The ruling is full of untenable contradictions. Most glaringly, the department sees “greenhouse gas-induced climate change” as the primary reason for the ice melting, but still emphasizes — under pressure from the Bush Administration — that oil and gas development in the Arctic isn’t threatening the polar bear.
This kind of irresponsible double-talk won’t withstand the flood of court challenges that are bound to be launched by environmental groups that will use the ESA as a club against all carbon emitters in the U. S., including emissions from automobiles and power plants in the lower 48 states. Once the environmentalists pile up their victories in court, major carbon emitters in the U. S. will be forced by law under the Endangered Species Act to reduce their emissions, and all new industrial-scale carbon emissions will have to approved in accordance with the ESA.

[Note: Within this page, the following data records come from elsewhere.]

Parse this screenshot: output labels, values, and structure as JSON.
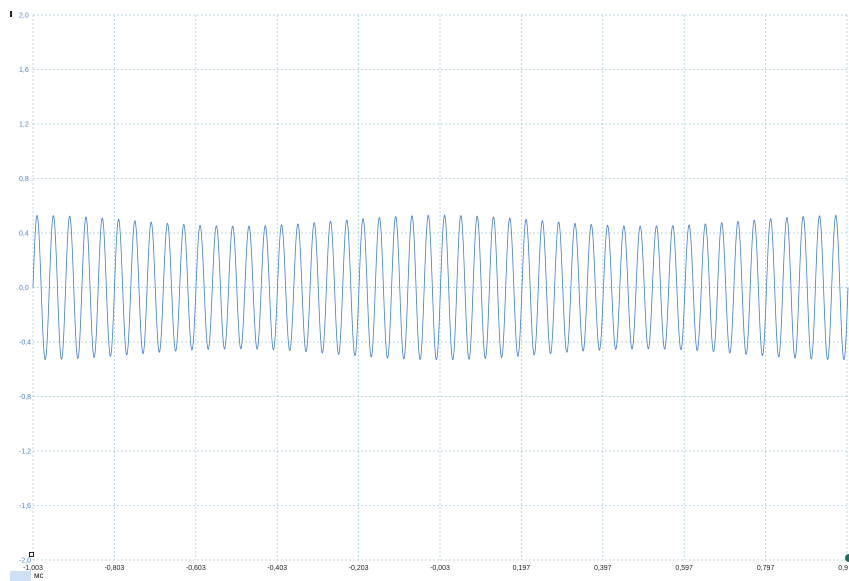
{
  "axis_unit": "мс",
  "unit_badge": "",
  "colors": {
    "trace": "#3f7fd0",
    "grid": "#a7cddd",
    "y_tick_text": "#4a86c8",
    "x_tick_text": "#222222"
  },
  "icons": {
    "channel_marker": "channel-marker-icon",
    "left_handle": "cursor-handle-icon",
    "right_handle": "trigger-handle-icon"
  },
  "chart_data": {
    "type": "line",
    "y_axis": {
      "min": -2.0,
      "max": 2.0,
      "ticks": [
        "2,0",
        "1,6",
        "1,2",
        "0,8",
        "0,4",
        "0,0",
        "-0,4",
        "-0,8",
        "-1,2",
        "-1,6",
        "-2,0"
      ]
    },
    "x_axis": {
      "min": -1.003,
      "max": 1.0,
      "unit": "мс",
      "ticks": [
        "-1,003",
        "-0,803",
        "-0,603",
        "-0,403",
        "-0,203",
        "-0,003",
        "0,197",
        "0,397",
        "0,597",
        "0,797",
        "0,9"
      ]
    },
    "grid": true,
    "series": [
      {
        "shape": "sine",
        "cycles": 50,
        "amplitude_peak": 0.53,
        "amplitude_trough": 0.45,
        "envelope_period_cycles": 25,
        "offset": 0.0
      }
    ]
  }
}
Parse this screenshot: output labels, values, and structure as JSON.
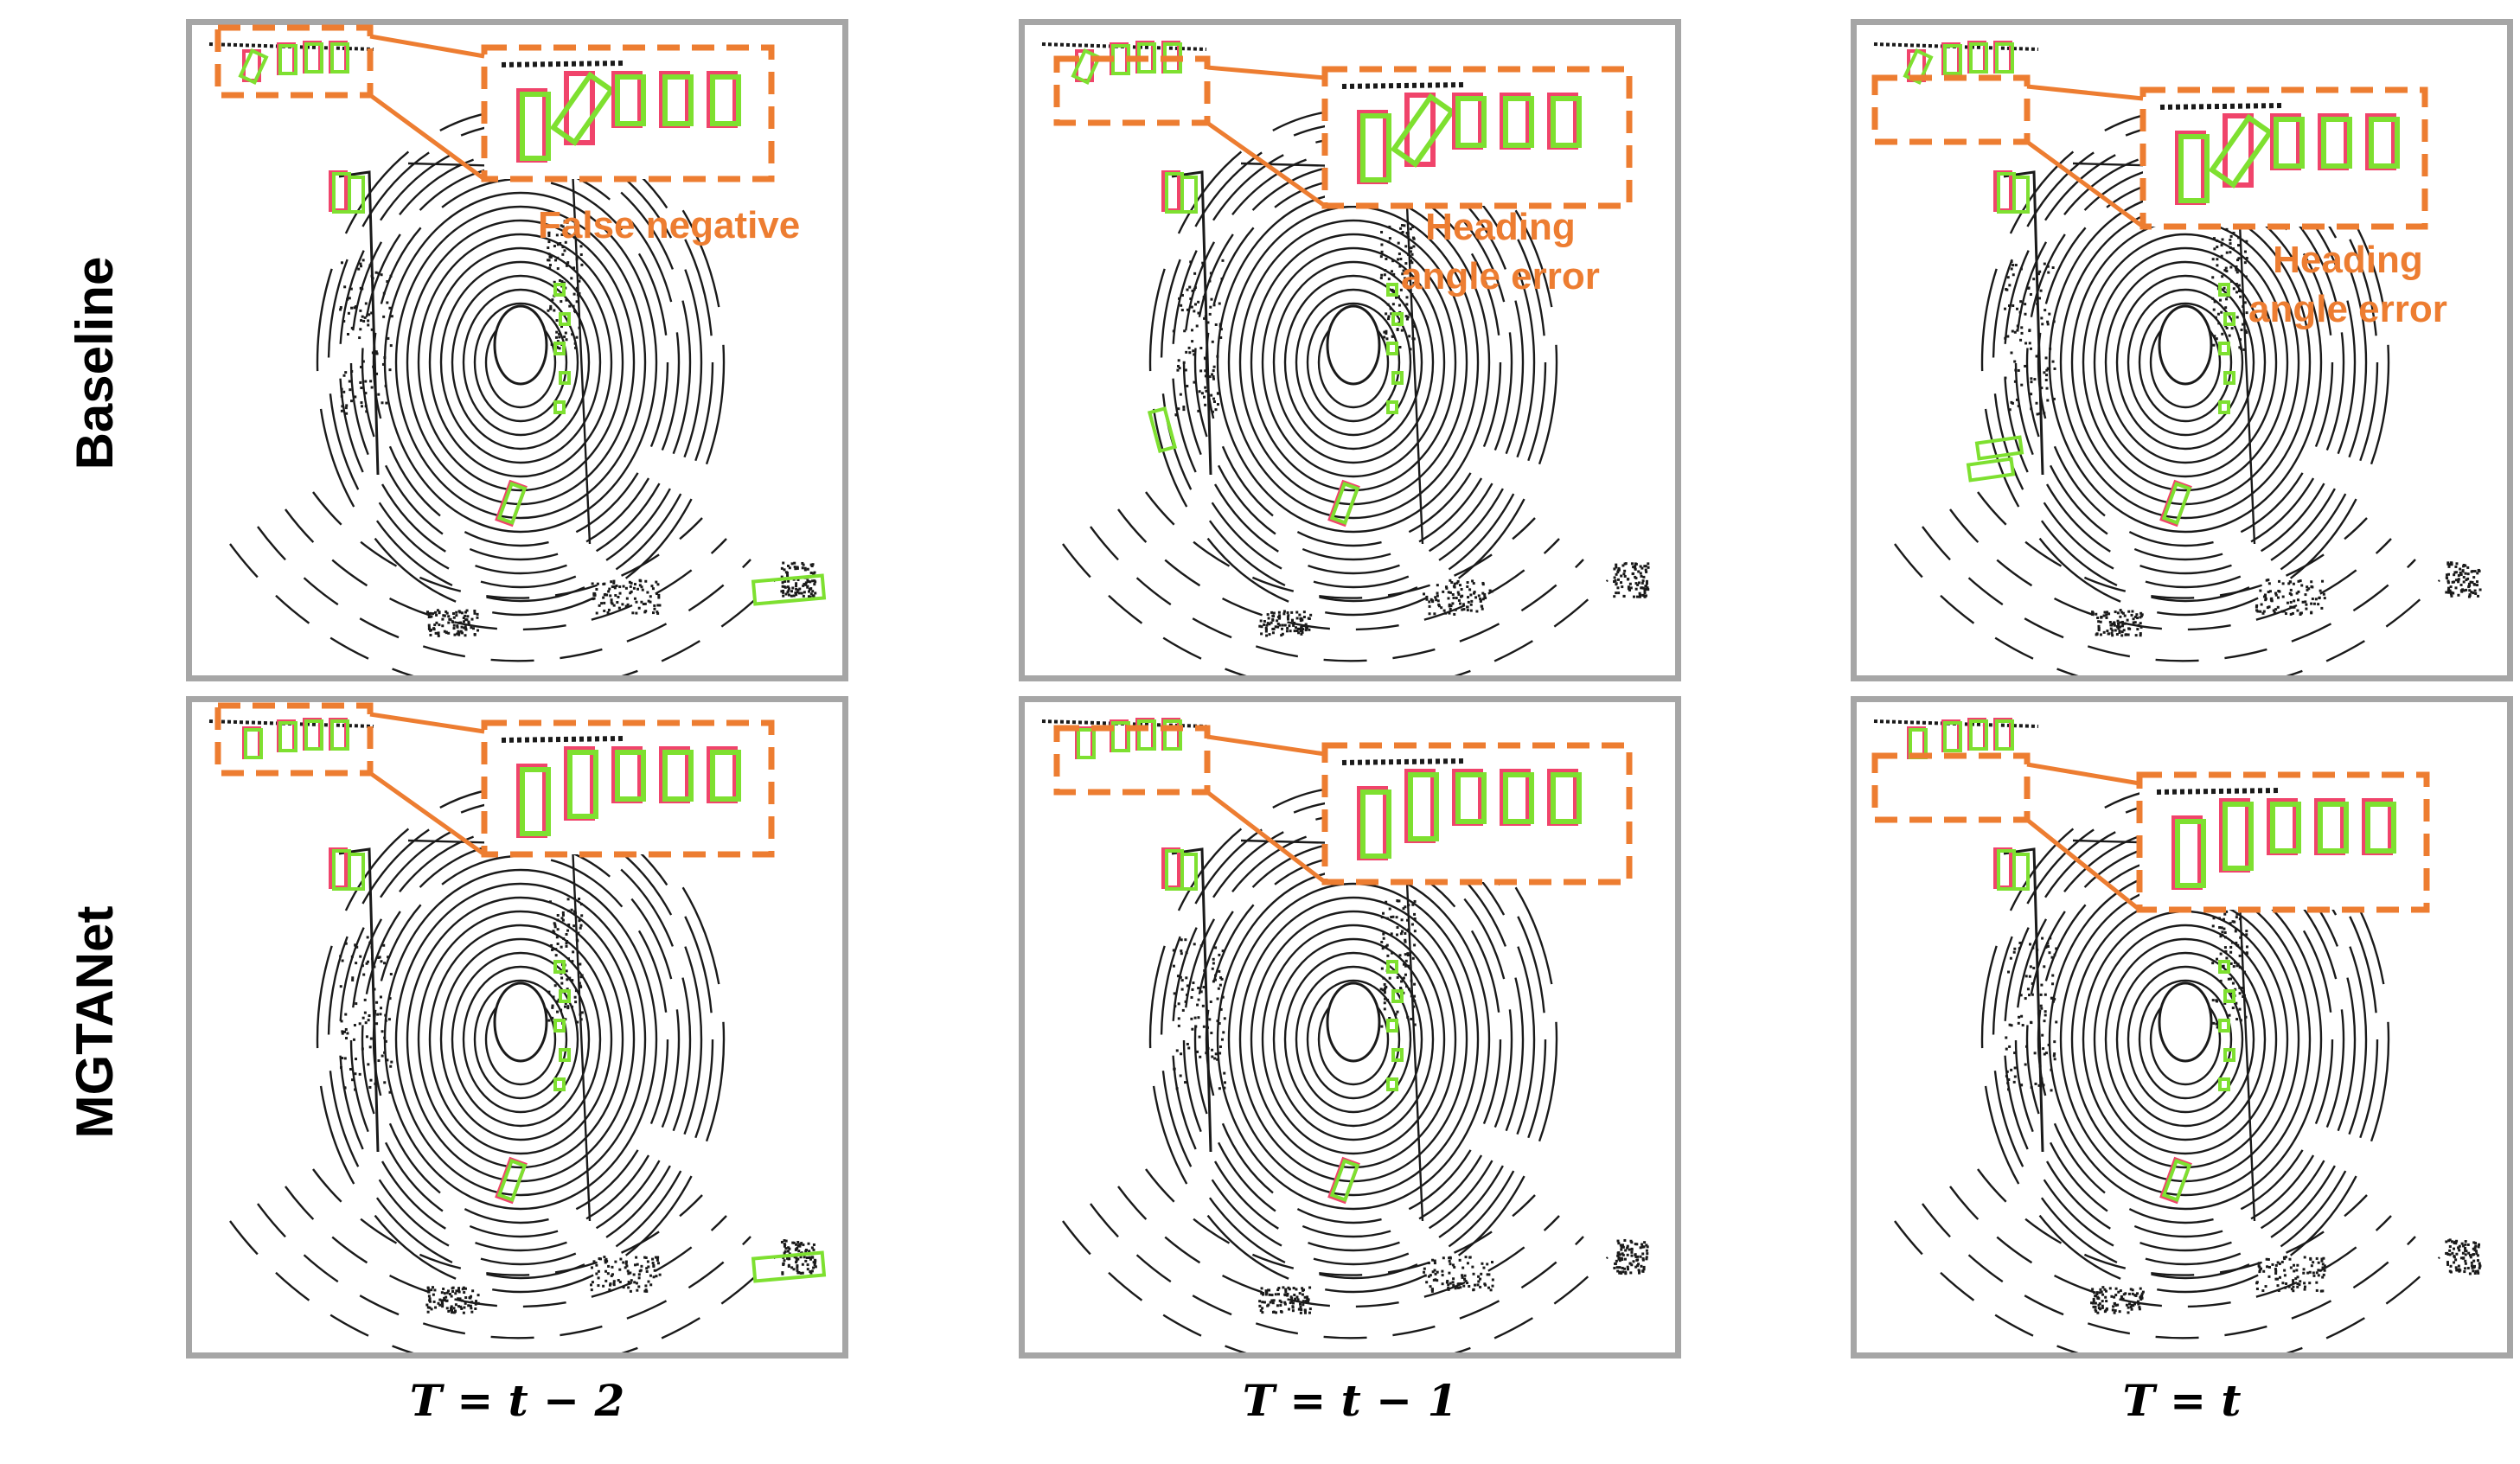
{
  "rows": [
    {
      "label": "Baseline"
    },
    {
      "label": "MGTANet"
    }
  ],
  "columns": [
    {
      "label": "T = t − 2"
    },
    {
      "label": "T = t − 1"
    },
    {
      "label": "T = t"
    }
  ],
  "annotations": {
    "false_negative": "False negative",
    "heading_1_line1": "Heading",
    "heading_1_line2": "angle error",
    "heading_2_line1": "Heading",
    "heading_2_line2": "angle error"
  },
  "colors": {
    "ground_truth": "#f0446b",
    "prediction": "#7ee030",
    "zoom_box": "#ed7d31",
    "frame": "#a6a6a6",
    "points": "#1a1a1a"
  }
}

Putting the polar bear on the endangered species list is a watershed moment that will constrain U. S. economic growth and industrial activity for years to come.
Canada, which hosts 15,000 of the world’s 25,000 polar bears, is so far not elevating the status of the polar bear, which is currently a species “of special concern.” However, Canadian environmentalists take much of their direction and funding from their U. S. counterparts, so the polar bear issue will likely heat up here, too, in the years to come, even though the population is strong and many Inuit count on income from hunting the bears.
• There was darkness and grief in the tight resource community in Quebec, as Nancy Michaud, an aide to Quebec’s Natural Resources Minister Claude Bchard, was abducted from her Rivire-Ouelle home while her two boys slept and murdered inside an abandoned house a few kilometres away.
Provincial police have arrested and charged neighbour Francis Proulx, 29, with first degree murder, and may soon add charges for kidnapping, confinement and robbery.
• Demonstrating Colombia’s excellent gold potential, Colombia Goldfields tallied the first National Instrument 43-101 compliant resource at its Marmato project in Colombia, outlining 2.6 million oz. gold in 75.8 million inferred tonnes grading 1.05 grams gold per tonne. The resource is based on the first 12,200 metres of a planned 60,000-metre diamond drilling program, plus other work.
• Showing just how hard it can be to get the market’s attention these days, Carpathian Gold’s shares barely moved as the company announced more exciting drill results from its newly discovered copper-gold porphyry deposit, named Ciresata, which is the third economic-sized porphyry found at its wholly owned Rovina exploration licence in Romania. Carpathian cut 163 metres of 1.04 grams gold equivalent per tonne.
• Goldcorp reached a milestone by pouring its first gold at its huge Penasquito polymetallic mine in Zacatecas, Mexico. The company reports that nearly 2 million tonnes of ore has been stacked on the heap-leach pads, and that gold recovery is meeting or exceeding expectations. At commercial rates, Penasquito is expected to annually produce more than 400,000 oz. gold, 30 million oz. silver and substantial zinc and lead.